Observers have pointed out that FEMA's formaldehyde-ridden trailers have become a symbol of the Bush administration's botched response to the storm, which flooded 80 percent of the city, killed 1,500 people and caused more than $80 billion in damage. Gulf Coast activists hoped that a new administration would represent a new attitude in Washington - one that would put rebuilding the Gulf Coast back on the national agenda. The Obama Administration has promised a new course of action on the Gulf Coast, and Gulf advocates are calling on the federal government to uphold its promise this week. 

Final eviction 

Even four years after Katrina, most of the trailer residents are homeowners still struggling to find the finances to rebuild their homes. For some residents in New Orleans, they struggle to deal with inadequate insurance settlements and inadequate grants from Louisiana's Road Home program that don't cover the needed repairs. Some residents are even struggling to rebuild having received no financial help at all. 

Earlier this month, the media reported the story of Ernest Hammond, a 70-year-old former New Orleans homeowner who could not get financial aid from Louisiana's Road Home program, even though he has appealed several times without success. To help himself, Hammond collected almost $10,000 in aluminum cans but that won't even begin to cover the costs to rebuild his home in the 7th Ward. And every day he worries that FEMA might tow away his trailer, the one thing keeping him off the street while he struggles to return home. But how long he'll be able to stay he does not know -- FEMA ordered him, by letter last month, to leave his trailer. 

The Times-Picayune recently told the story of two other residents facing eviction: 
On Howze Beach Road in Slidell, Nancy Hirschfield, 67, lives in one of St. Tammany Parish's 239 remaining trailers.

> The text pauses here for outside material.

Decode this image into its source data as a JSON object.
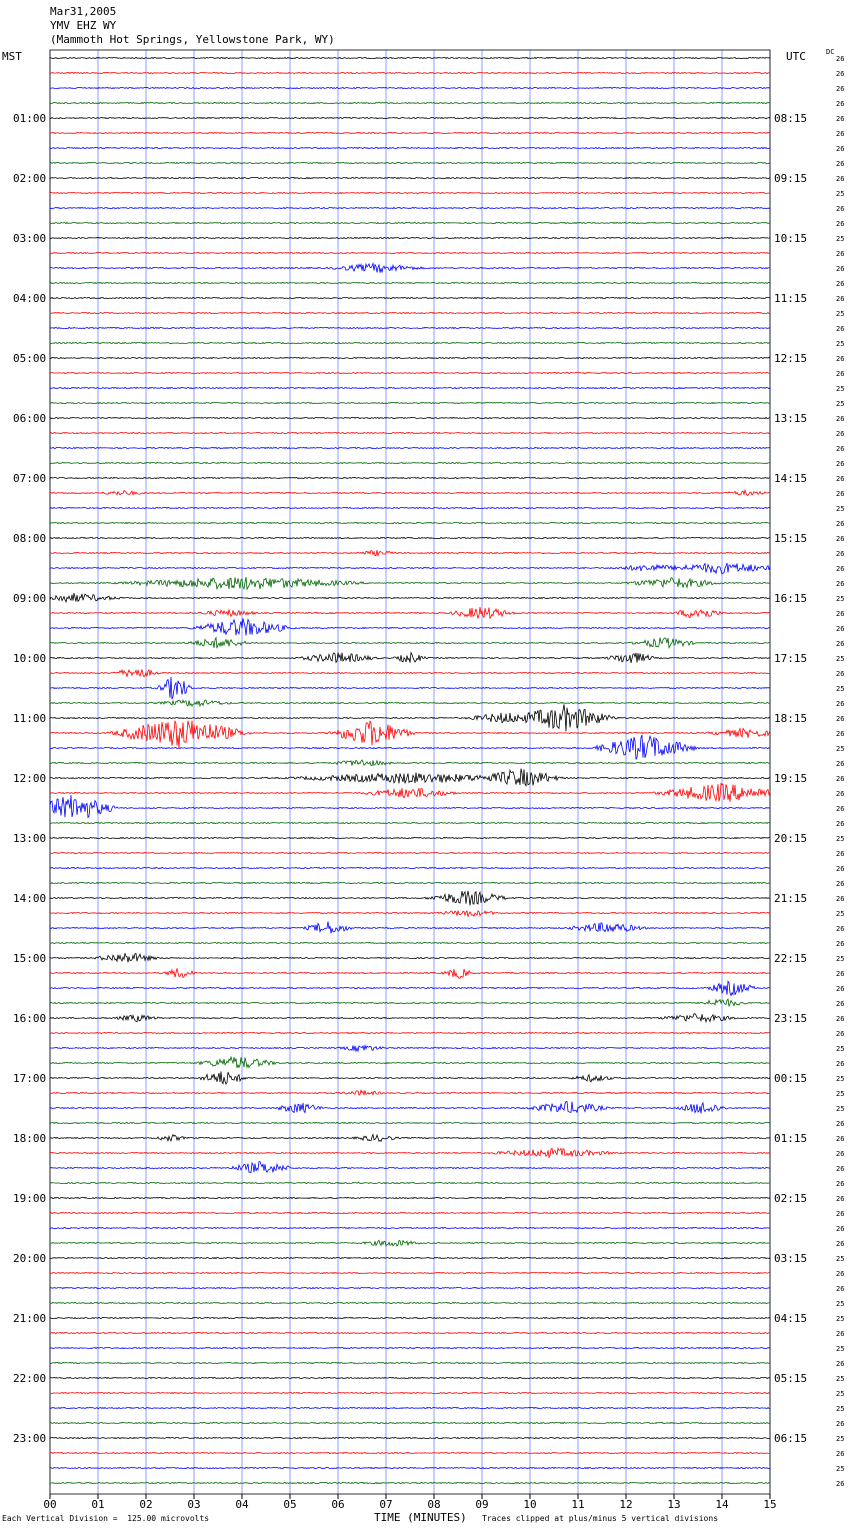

She got her Road Home grant in December, but it's not enough to replace the mobile home she lived in before Katrina, she said."I just don't have it in me to fight everything," Hirschfield said.

In New Orleans' Broadmoor neighborhood, Philipp Seelig, 70, said he was released from the hospital April 26 after a 10-day stay for a staph infection, the latest in a series of recent health setbacks. Seelig said he thinks he is within 60 days of getting back into his house, which still lacks floors, appliances and drywall. But now both he and his longtime tenant, Jane Batty, are facing eviction from their trailers.

Now advocates are wondering if federal and state officials will step in to offer these residents support, or if the residents will continue to receive more failed policy and programs. As the Katrina Action Network pointed out this week, residents like Hammond exemplify the "thousands of families living in FEMA trailers because they are either caught in a web of deeply flawed, bureaucratic home repair grant programs, a victim of all too rampant contractor fraud or simply priced out of a rising rental markets where affordable housing is being demolished or gentrified."